Military recruiting is down sharply. More than half of adults under 30 years hold a negative view of the military. White progressives are least likely to volunteer. If the freefall is not arrested, a draft will be necessary.
Equally disturbing, the Department of Defense has undercut its own recruiting base. For 50 years, noncommissioned officers have tirelessly recruited our force, testing fitness and intellect firsthand. Recruiters were empowered to exercise judgment on the other bureaucratic requirements, including a 59-page health order, subject to a final group examination by military doctors inclined to let the determined volunteers serve.
The Pentagon has shifted judgment from our recruiters to an electronic screening system inaptly named “Military Health System Genesis,” instantly shrinking the recruiting pool. Genesis is an invasive magnifying glass that scours the cloud, highlighting doctor visits and prescriptions back to childhood. Understaffed health units — mostly civilians today — must investigate all the red flags. This is the equivalent of ordering a small police force to interrogate every speeding driver. The DoD additionally banned group physicals for fear of body-shaming. Instead of examining a dozen recruits in 15 minutes, doctors now take up to 90 minutes to complete individual interrogations.
The bureaucratic result was predictable. Genesis’s perverse incentive system has resulted in risk aversion among the health screeners, who demand that recruits spend time and money tracking down amplifying evidence, from retired doctors to fifth-grade prescriptions. The processing time for acceptances has doubled. Tens of thousands of other dispirited volunteers file appeals, drop out of the queue or are altogether disqualified. The armed services now override doctor refusals for one out of six recruits.
This is clear evidence that regulations have replaced commonsense. Genesis should be removed from the recruiting process before it does further damage.
The military never wanted Genesis. It was imposed to minimize the number of soldiers who lost duty time to preexisting conditions, which contributed to ballooning Veterans Affairs payments after service. During the wars in Iraq and Afghanistan, Congress dramatically expanded VA eligibility. 15 percent of WWII veterans received disability benefits; 43 percent of post-9/11 veterans receive payments, at higher disability ratings.
What changed? Troops who are injured in combat and training, or debilitated after long laborious careers, remain undercompensated. Those who briefly serve stateside and invoke preexisting traumas receive too much. This is a thorny differentiation problem that our generals have refused to tackle. Restricting upstream entry — and greatly increasing recruiting costs — to reduce downstream VA payments is self-defeating.
Our senior service leaders have been reluctant to complain — a $5 billion program will have that effect. Fortunately, Sen. Richard Blumenthal (D-Conn.) and Sen. Elizabeth Warren (D-Mass.) are investigating, asking, among other questions, whether all this red tape is causing some healthy applicants to drop out of the recruitment process altogether.
That depends on the definition of healthy. The DoD lists over 500 disqualifying conditions. For example, asthma has spiked over the last two decades and is the most common condition among Olympic athletes, with rates approaching 25 percent in cardiovascular sports. Clinging to caricatures of easily manageable conditions, the DoD disqualifies thousands who would serve at the highest physical levels.

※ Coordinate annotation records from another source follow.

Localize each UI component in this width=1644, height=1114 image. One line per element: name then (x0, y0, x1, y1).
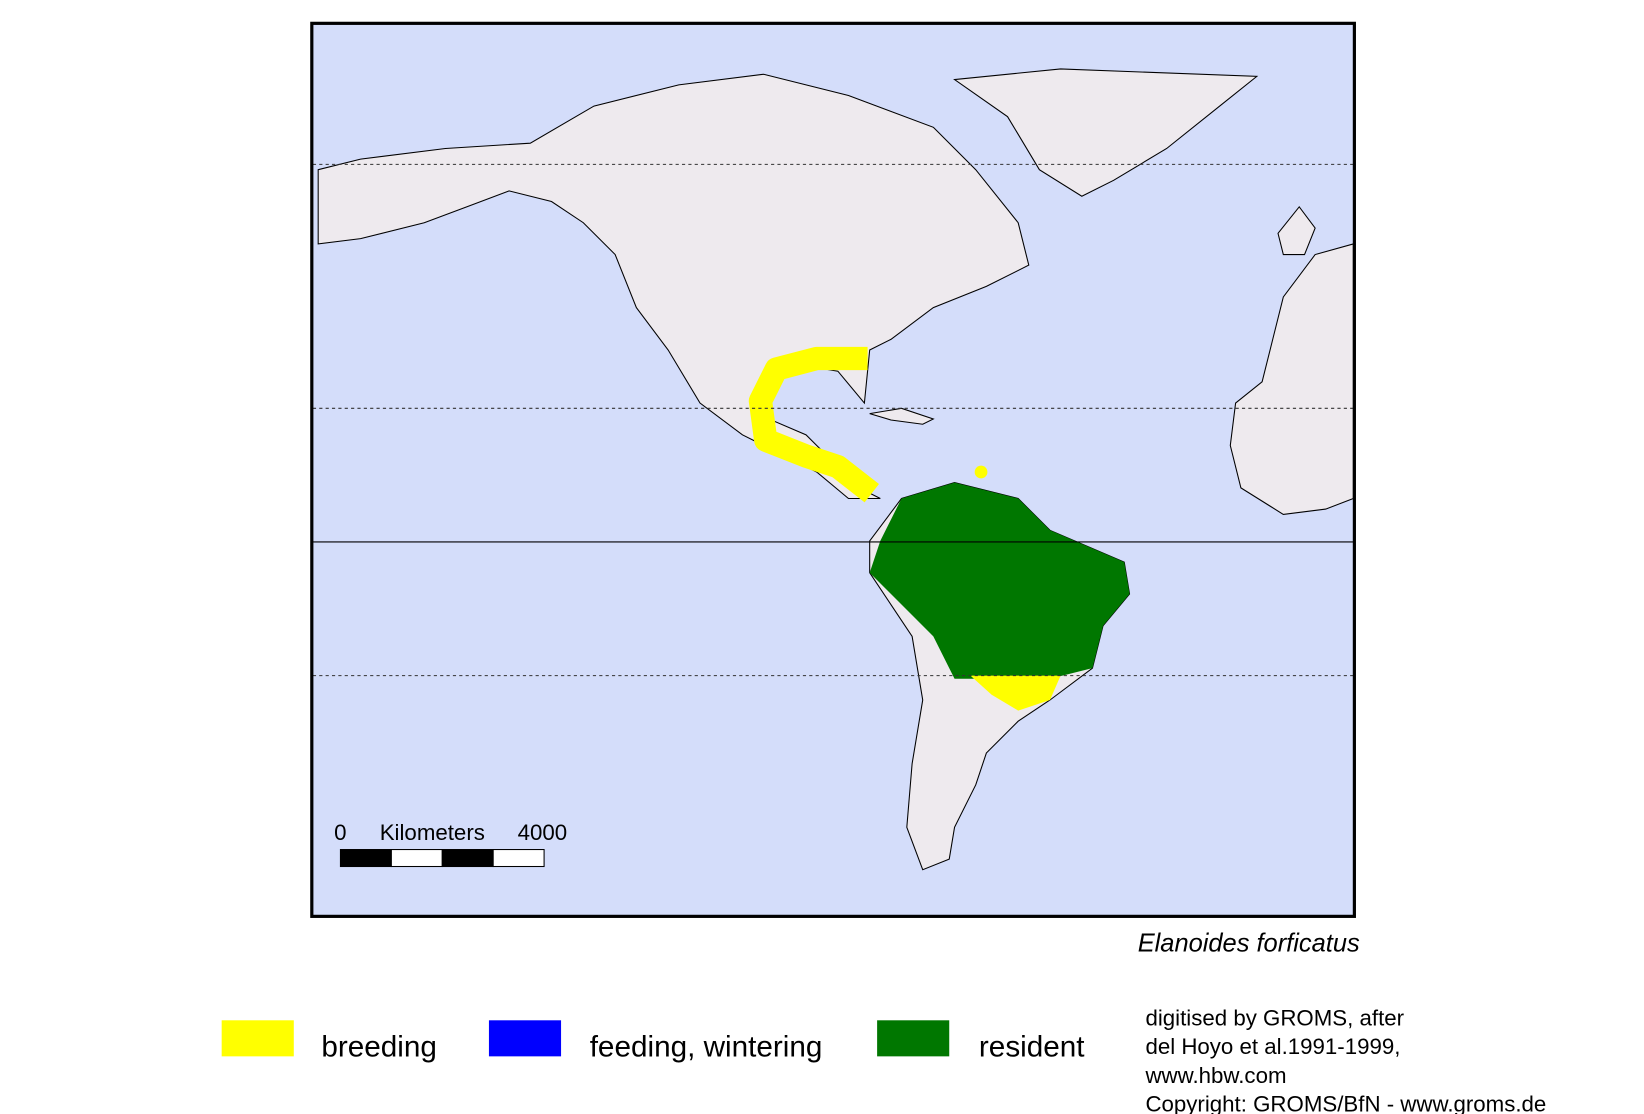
resident-range (869, 482, 1130, 679)
legend-label: resident (979, 1030, 1085, 1063)
legend-label: feeding, wintering (590, 1030, 823, 1063)
breeding-range (748, 346, 879, 503)
scale-end: 4000 (518, 820, 568, 845)
credit-line: Copyright: GROMS/BfN - www.groms.de (1145, 1092, 1546, 1114)
map-frame (310, 21, 1356, 918)
cuba (869, 407, 935, 425)
content: 0 Kilometers 4000 Elanoides forficatus b… (221, 21, 1546, 1114)
europe-africa (1229, 243, 1354, 515)
scale-unit: Kilometers (380, 820, 485, 845)
legend-swatch (488, 1020, 562, 1057)
map (312, 24, 1354, 916)
breeding-range (974, 465, 988, 479)
scale-start: 0 (334, 820, 346, 845)
scale-bar (339, 849, 545, 868)
credit-line: www.hbw.com (1144, 1063, 1286, 1088)
british-isles (1277, 205, 1316, 256)
legend-swatch (877, 1020, 950, 1057)
legend-swatch (221, 1020, 294, 1057)
breeding-range (970, 675, 1061, 711)
credit-line: del Hoyo et al.1991-1999, (1145, 1034, 1400, 1059)
credit-line: digitised by GROMS, after (1145, 1006, 1404, 1031)
species-name: Elanoides forficatus (1138, 929, 1360, 957)
legend-label: breeding (321, 1030, 437, 1063)
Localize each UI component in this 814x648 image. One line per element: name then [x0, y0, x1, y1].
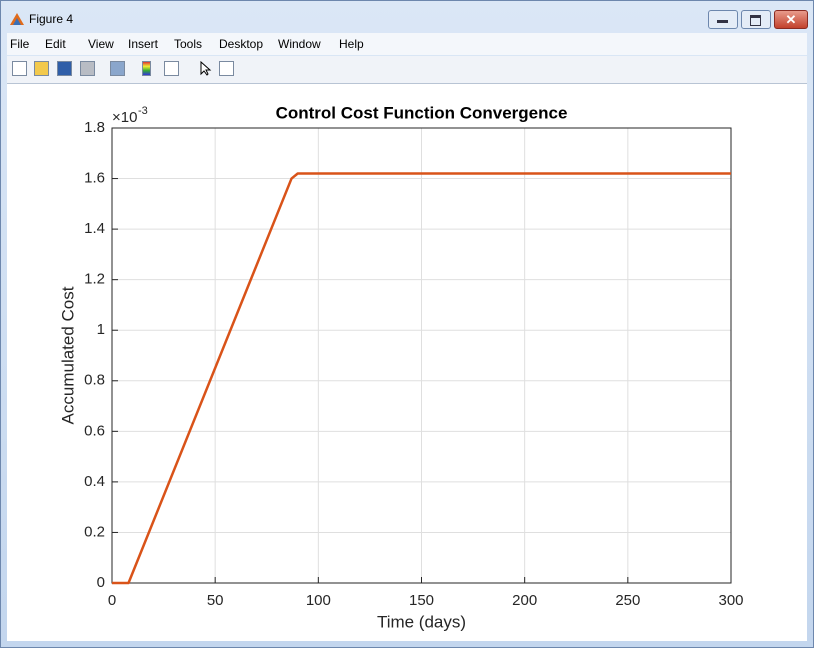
y-multiplier: ×10	[112, 109, 137, 126]
link-icon[interactable]	[110, 61, 125, 76]
y-tick-label: 0.6	[84, 422, 105, 439]
new-icon[interactable]	[12, 61, 27, 76]
y-tick-label: 1.4	[84, 220, 105, 237]
window-title: Figure 4	[29, 12, 74, 26]
y-tick-label: 1.8	[84, 119, 105, 136]
y-tick-label: 0	[97, 574, 105, 591]
x-tick-label: 150	[409, 592, 434, 609]
maximize-button[interactable]	[741, 10, 771, 29]
y-axis-label: Accumulated Cost	[58, 286, 77, 424]
save-icon[interactable]	[57, 61, 72, 76]
x-tick-label: 50	[207, 592, 224, 609]
print-icon[interactable]	[80, 61, 95, 76]
menu-item[interactable]: File	[10, 37, 30, 51]
y-exponent: -3	[138, 105, 148, 117]
toolbar	[7, 56, 807, 84]
data-line	[112, 172, 731, 585]
chart-title: Control Cost Function Convergence	[276, 103, 568, 122]
y-tick-label: 0.4	[84, 473, 105, 490]
menu-item[interactable]: Window	[278, 37, 321, 51]
menu-item[interactable]: Edit	[45, 37, 66, 51]
x-tick-label: 250	[615, 592, 640, 609]
open-icon[interactable]	[34, 61, 49, 76]
y-tick-label: 1	[97, 321, 105, 338]
chart: 0 50 100 150 200 250 300 0 0.2 0.4 0.6 0.8 1 1.2 1.4 1.…	[58, 103, 743, 631]
x-tick-label: 200	[512, 592, 537, 609]
figure-area: 0 50 100 150 200 250 300 0 0.2 0.4 0.6 0.8 1 1.2 1.4 1.…	[7, 84, 807, 641]
axes-box	[111, 127, 732, 584]
pointer-icon[interactable]	[198, 60, 213, 76]
y-tick-label: 1.2	[84, 271, 105, 288]
close-button[interactable]: ✕	[774, 10, 808, 29]
y-tick-label: 0.8	[84, 372, 105, 389]
y-tick-label: 1.6	[84, 170, 105, 187]
legend-icon[interactable]	[164, 61, 179, 76]
property-icon[interactable]	[219, 61, 234, 76]
menu-item[interactable]: Insert	[128, 37, 159, 51]
menu-item[interactable]: Tools	[174, 37, 203, 51]
y-tick-label: 0.2	[84, 523, 105, 540]
menu-item[interactable]: Help	[339, 37, 364, 51]
minimize-button[interactable]	[708, 10, 738, 29]
menu-item[interactable]: Desktop	[219, 37, 264, 51]
x-tick-label: 300	[718, 592, 743, 609]
x-axis-label: Time (days)	[377, 612, 466, 631]
x-tick-label: 100	[306, 592, 331, 609]
matlab-icon	[10, 13, 24, 25]
menu-item[interactable]: View	[88, 37, 114, 51]
menu-bar: File Edit View Insert Tools Desktop Window Help	[7, 33, 807, 55]
colorbar-icon[interactable]	[142, 61, 151, 76]
x-tick-label: 0	[108, 592, 116, 609]
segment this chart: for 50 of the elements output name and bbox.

Genesis is also biased against athletes. Teen athletes are injured at rates three to five times higher than their sedentary peers, triggering additional screening. 25 percent of special operations troops are injured each year; most have athletic backgrounds. Are they disqualified? The result of this perverse system is that an overweight high school dropout is accepted, while a top collegiate athlete with normal sports injuries is rejected before being examined.
Genesis goes well beyond eradicating the American tradition of permitting the impaired to get into the fight, as Audie Murphy and John F. Kennedy did. Had Genesis been back-tested on the all-volunteer force of the past three decades, tens of thousands who performed superbly in stressful physical levels would have been barred from entry.
The service chiefs and service secretaries must present a unified front and remove Genesis from the recruiting ecosystem. Health requirements must be replaced by a simple, modern standard based on performance. We no longer have the luxury of stapling restriction upon restriction to winnow a volunteer overflow. Finally, recruiters must be given back latitude to use their hard-earned experience to detect who will perform well. It’s time to get back to commonsense at the grassroots, which the military-industrial bureaucracy seeks to stifle.
Owen West is a former assistant secretary of defense for special operations and served two tours in Iraq with the Marines.